Pembinaan peradilan pada waktu itu dipisahkan menjadi dua, yaitu Pertama: pembinaan teknis yudisial berada di bawah Mahkamah Agung yang merupakan pelaksana kekuasaanyudikatif dan kedua: pembinaan administrasi, organisasi dan finansial berada di bawah Departemen-departemen yang merupakan pelaksana kekuasaan eksekutif di bawah Presiden.
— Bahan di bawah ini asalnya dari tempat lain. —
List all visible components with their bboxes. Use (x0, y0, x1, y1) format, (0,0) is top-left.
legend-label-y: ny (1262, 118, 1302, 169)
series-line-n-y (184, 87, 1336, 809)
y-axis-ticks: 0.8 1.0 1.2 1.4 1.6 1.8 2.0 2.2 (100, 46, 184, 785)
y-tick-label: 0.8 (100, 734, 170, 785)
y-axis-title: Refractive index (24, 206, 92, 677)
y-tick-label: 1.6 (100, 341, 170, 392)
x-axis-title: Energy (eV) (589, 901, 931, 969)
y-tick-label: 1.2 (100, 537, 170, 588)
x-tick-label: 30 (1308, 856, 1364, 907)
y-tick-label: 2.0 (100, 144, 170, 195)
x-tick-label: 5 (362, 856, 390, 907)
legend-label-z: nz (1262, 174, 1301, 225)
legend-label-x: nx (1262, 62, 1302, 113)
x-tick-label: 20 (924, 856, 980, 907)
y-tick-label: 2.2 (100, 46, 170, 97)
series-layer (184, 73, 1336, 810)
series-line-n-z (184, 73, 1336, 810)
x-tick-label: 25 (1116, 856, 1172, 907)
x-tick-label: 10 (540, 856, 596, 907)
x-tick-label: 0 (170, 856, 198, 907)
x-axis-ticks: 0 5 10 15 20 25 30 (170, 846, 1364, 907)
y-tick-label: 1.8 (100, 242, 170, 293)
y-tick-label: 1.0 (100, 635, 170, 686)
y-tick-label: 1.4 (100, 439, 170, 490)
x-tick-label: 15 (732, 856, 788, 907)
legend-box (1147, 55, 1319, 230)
UU No. 35 Tahun 1999 ini merupakan koreksi atas UU No. 14 Tahun 1970 dan sebagai jembatan yang mengantarkan penyatuatapan semua badan peradilan di bawah Mahkamah Agung, baik secara teknis yudisial maupun secara administrasi, organisasi dan finansial, keluar dari masing-masing Departemennya semula dan masuk ke Mahkamah Agung.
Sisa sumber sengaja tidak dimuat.